À Kigali, Yasser Shaker, DG d’Orange MEA, appelle à « une régulation équitable » pour soutenir l’innovation numérique
mercredi 22 octobre 2025
Alors que l’Afrique cherche à façonner son propre avenir numérique, la régulation des télécommunications est vue par les acteurs comme l’un des leviers les plus sensibles pour accompagner la croissance des usages et l’investissement dans les réseaux.
Mardi 21 octobre, lors de la keynote d’ouverture du Mobile World Congress à Kigali, le directeur général d’Orange Moyen-Orient et Afrique, Yasser Shaker, a défendu une approche plus équitable de la régulation du secteur numérique sur le continent.
Pour le dirigeant, le secteur des télécoms africain fait face à une mutation profonde, marquée par la montée en puissance de nouveaux acteurs tels que les fintechs, les plateformes OTT ou encore les opérateurs satellitaires. Ces évolutions justifient, selon lui, un réexamen des cadres réglementaires afin qu’il garantisse un environnement concurrentiel équitable.
« Nous ne sommes plus seulement en concurrence entre opérateurs », a-t-il rappelé, avant d’ajouter qu’il faut s’assurer « que tous les acteurs jouent sur un même terrain », car « la clarté est essentielle pour l’investissement ». Il a aussi insisté sur la nécessité de former des compétences locales, en évoquant les investissements du groupe dans les centres de formation et les incubateurs de start-up, ainsi que les 1,3 million de jeunes déjà formés dans les Orange Digital Centers.
Repenser la régulation
D’autres grands opérateurs africains présents à l’événement ont abondé dans le même sens. Ralph Mupita, directeur général de MTN Group, a estimé que les règles actuelles restent largement héritées de l’ère de la voix, et peinent à répondre aux exigences d’une économie numérique axée sur la data. Il a appelé à repenser les politiques publiques à partir d’une feuille blanche, en remettant notamment en cause les niveaux actuels de taxation et de tarification du spectre. De son côté, Sunil Taldar, directeur général d’Airtel Africa, a proposé de penser les défis du continent à travers trois niveaux d’avancement – les métropoles connectées, les villes intermédiaires en transition, et les zones rurales encore peu desservies – en insistant sur la nécessité d’investissements ciblés et d’innovations techniques adaptées à chaque réalité locale.
Ces différentes interventions s’inscrivent dans le thème général de la keynote, qui explorait les conditions nécessaires pour façonner un avenir numérique inclusif pour l’Afrique. Selon les organisateurs, la connectivité est désormais au cœur de la croissance socio-économique du continent. La session a mis en avant les nouvelles technologies comme l’intelligence artificielle, la fintech, la 5G ou les innovations énergétiques, et le rôle des politiques publiques pour accélérer leur diffusion dans les zones urbaines comme rurales. Les échanges ont insisté sur la nécessité d’investir dans les infrastructures, la formation et la flexibilité réglementaire pour accompagner ce mouvement.

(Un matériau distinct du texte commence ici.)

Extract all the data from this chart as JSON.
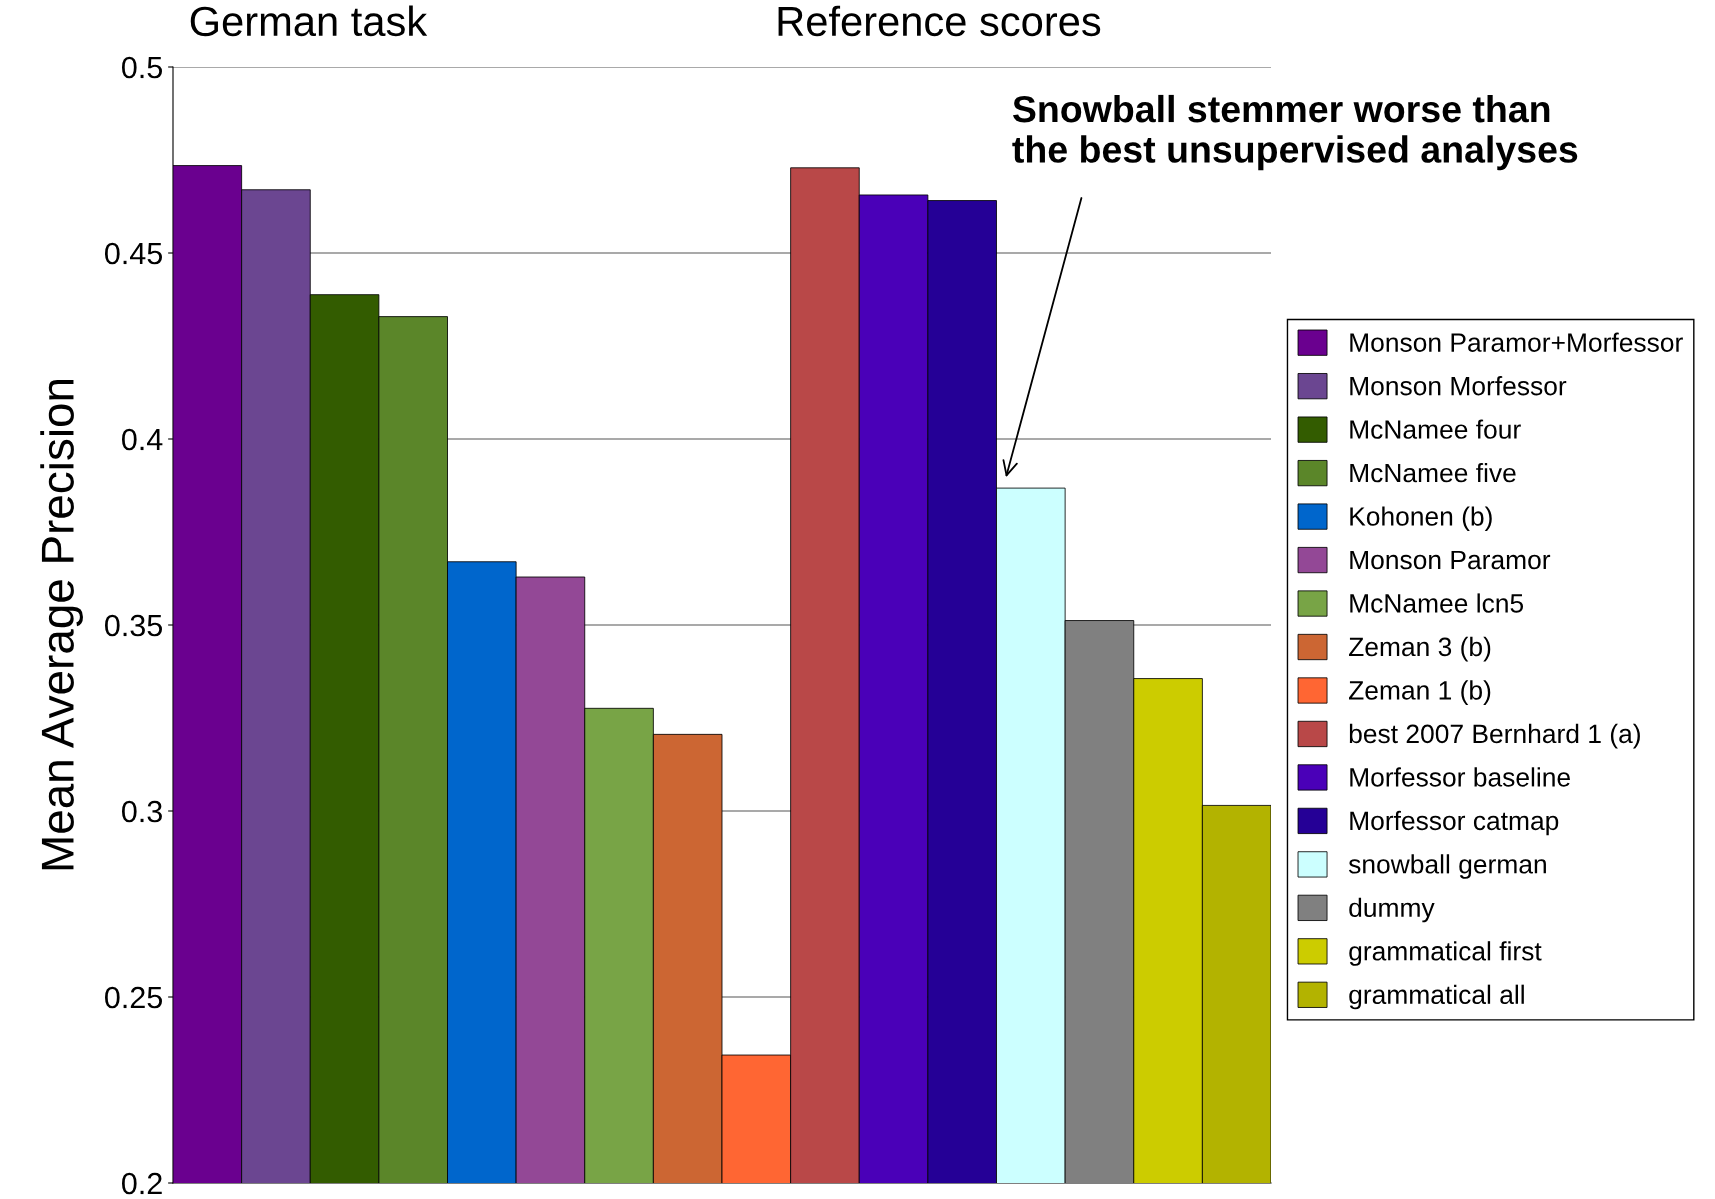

Des initiatives conjointes
Plusieurs annonces importantes ont d’ailleurs été faites durant l’événement. La GSMA a présenté une initiative conjointe avec six des principaux opérateurs du continent – dont Orange – pour proposer une norme commune destinée à favoriser la fabrication de smartphones 4G d’entrée de gamme, à des prix accessibles. Selon l’association, la réduction du coût des terminaux constitue également un levier prioritaire pour élargir l’adoption de l’internet mobile en Afrique subsaharienne.
L’association a également annoncé le lancement d’un programme de collaboration autour des modèles linguistiques d’intelligence artificielle adaptés au continent. Elle a rappelé à ce titre qu’Orange travaille déjà depuis l’an passé à l’intégration des langues africaines dans les grands modèles d’intelligence artificielle (LLM) développés par OpenAI et Meta.
Cette initiative qui associe désormais MTN, Vodacom et plusieurs acteurs technologiques africains, vise à renforcer la souveraineté numérique du continent, en assurant une meilleure représentation des langues, des données et des réalités locales dans les systèmes d’IA en développement.
Dans un contexte où les abonnés mobiles uniques en Afrique devraient dépasser les 700 millions d’ici 2030, selon la GSMA, la question du cadre réglementaire prend une importance croissante pour les opérateurs télécoms comme pour les autres acteurs du numérique. Si les appels à une régulation plus équitable se multiplient, notamment du côté des opérateurs historiques, le débat reste ouvert sur les modalités d’un environnement concurrentiel adapté aux mutations du secteur. Entre soutien à l’investissement, accès élargi aux services et émergence de nouveaux modèles, les arbitrages des régulateurs nationaux pèseront durablement sur la trajectoire du continent en matière d’inclusion numérique.